Hong Kong has formally withdrawn the extradition bill that caused controversy and sparked the on-going protests in the territory.
The Hong Kong legislature has issued a formal withdrawal of the extradition bill, which would have allowed for criminal suspects to be extradited to mainland China, sparking people’s outrage in April.
After hundreds of thousands of protesters took to the streets of Hong Kong, Chief Executive Carrie Lam Cheng Yuet-ngor decided to suspend the bill. However, the protests have continued and eventually became a broader pro-democracy movement.
The protest crisis has been the worst of its kind for Hong Kong since it was handed back to China in 1997. Chinese leaders also view the movement as a challenge to their authority, branding the protesters as dangerous separatists and accused foreign nations of providing support to them.
According to critics, the extradition law could potentially subject people to arbitrary detention and unfair trials. The formal withdrawal of the bill is only one of the five key demands of the protesters.

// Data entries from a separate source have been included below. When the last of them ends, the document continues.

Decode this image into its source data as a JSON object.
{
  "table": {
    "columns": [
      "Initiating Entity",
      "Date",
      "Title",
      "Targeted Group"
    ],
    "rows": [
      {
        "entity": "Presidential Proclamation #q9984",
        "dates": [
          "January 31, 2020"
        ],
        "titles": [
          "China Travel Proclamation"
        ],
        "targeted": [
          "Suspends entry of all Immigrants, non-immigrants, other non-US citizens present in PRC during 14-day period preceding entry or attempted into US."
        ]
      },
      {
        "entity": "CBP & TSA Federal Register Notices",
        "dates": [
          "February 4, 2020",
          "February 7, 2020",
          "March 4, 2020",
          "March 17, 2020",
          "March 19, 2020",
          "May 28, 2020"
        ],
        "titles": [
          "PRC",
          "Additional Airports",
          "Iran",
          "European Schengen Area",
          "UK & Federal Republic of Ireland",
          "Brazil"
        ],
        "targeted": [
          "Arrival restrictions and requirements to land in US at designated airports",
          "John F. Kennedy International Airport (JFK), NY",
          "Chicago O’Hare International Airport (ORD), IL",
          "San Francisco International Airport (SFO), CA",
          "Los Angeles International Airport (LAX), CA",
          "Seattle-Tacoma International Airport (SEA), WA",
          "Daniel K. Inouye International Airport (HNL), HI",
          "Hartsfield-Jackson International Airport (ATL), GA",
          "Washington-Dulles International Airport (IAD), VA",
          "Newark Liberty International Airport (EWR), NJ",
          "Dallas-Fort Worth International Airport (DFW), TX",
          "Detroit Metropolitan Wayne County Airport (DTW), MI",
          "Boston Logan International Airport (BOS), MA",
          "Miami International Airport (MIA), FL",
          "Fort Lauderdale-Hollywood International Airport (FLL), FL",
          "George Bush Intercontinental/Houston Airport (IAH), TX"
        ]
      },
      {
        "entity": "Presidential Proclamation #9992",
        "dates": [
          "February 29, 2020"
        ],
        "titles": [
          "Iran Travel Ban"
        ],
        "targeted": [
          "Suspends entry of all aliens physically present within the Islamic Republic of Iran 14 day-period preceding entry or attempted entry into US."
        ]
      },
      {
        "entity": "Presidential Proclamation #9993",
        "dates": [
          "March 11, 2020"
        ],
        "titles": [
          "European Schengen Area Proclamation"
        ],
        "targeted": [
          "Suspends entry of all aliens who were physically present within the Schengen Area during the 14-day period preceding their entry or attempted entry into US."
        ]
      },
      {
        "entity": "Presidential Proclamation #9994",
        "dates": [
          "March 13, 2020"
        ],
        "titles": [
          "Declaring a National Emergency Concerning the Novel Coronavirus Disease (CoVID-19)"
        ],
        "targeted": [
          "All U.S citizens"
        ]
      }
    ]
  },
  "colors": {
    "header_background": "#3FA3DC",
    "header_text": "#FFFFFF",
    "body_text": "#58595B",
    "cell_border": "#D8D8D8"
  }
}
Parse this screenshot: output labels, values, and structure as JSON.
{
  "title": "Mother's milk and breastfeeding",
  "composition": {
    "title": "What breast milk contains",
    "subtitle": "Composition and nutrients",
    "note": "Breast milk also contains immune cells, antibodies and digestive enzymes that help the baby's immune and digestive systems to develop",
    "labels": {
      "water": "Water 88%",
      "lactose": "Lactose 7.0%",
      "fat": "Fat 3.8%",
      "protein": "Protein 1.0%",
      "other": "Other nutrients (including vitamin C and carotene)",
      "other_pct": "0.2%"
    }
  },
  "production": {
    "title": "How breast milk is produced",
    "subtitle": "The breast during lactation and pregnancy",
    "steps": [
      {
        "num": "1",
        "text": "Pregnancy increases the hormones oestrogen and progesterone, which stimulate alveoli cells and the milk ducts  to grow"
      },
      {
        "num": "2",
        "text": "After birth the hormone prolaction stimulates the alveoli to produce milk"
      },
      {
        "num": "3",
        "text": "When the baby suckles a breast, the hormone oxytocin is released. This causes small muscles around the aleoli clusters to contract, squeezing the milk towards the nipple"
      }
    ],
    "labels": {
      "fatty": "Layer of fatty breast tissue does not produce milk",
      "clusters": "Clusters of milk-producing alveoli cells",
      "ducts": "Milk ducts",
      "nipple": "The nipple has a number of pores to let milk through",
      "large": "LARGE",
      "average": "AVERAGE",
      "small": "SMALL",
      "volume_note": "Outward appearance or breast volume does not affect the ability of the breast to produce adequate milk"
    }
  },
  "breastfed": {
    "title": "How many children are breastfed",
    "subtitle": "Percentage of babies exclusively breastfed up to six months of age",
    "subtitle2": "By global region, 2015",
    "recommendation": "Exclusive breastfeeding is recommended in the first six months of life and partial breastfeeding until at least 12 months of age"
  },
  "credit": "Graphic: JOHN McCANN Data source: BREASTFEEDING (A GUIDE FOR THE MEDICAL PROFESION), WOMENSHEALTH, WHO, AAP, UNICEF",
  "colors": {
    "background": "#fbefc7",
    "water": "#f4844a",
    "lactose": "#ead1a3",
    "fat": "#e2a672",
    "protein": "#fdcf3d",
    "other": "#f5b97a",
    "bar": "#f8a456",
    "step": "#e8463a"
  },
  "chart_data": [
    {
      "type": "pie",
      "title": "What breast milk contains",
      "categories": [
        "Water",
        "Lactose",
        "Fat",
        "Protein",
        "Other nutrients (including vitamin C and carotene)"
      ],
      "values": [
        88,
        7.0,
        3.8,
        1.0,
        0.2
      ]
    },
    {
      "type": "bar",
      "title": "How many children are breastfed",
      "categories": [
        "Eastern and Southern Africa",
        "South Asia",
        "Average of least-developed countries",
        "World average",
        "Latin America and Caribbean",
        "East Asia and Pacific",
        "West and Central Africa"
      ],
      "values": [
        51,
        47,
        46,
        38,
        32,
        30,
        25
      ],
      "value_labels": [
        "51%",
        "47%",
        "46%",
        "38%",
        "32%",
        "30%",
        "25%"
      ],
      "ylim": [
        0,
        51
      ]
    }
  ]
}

The other demands are: for the protests to not be characterized as a “riot”, amnesty for arrested protesters, an independent inquiry into alleged police brutality, and implementation of complete universal suffrage. Carrie Lam claimed that the other demands are beyond her control.
A 27-year-old protester named Connie described the withdrawal of the bill as “too little, too late”. She said: “There are still other demands the government needs to meet, especially the problem of police brutality.”
On October 1, an 18-year-old was shot by police in the chest during Anti-Chinese demonstrations in Hong Kong as China celebrates its 70th anniversary. Videos of the shooting incident revealed that the protesters were using umbrellas and metal poles as they attack the police, one of whom discharged his weapon, while another video showed the injured protester, a student, lying on the ground saying “Send me to hospital. My chest is hurting, I need to go to hospital.”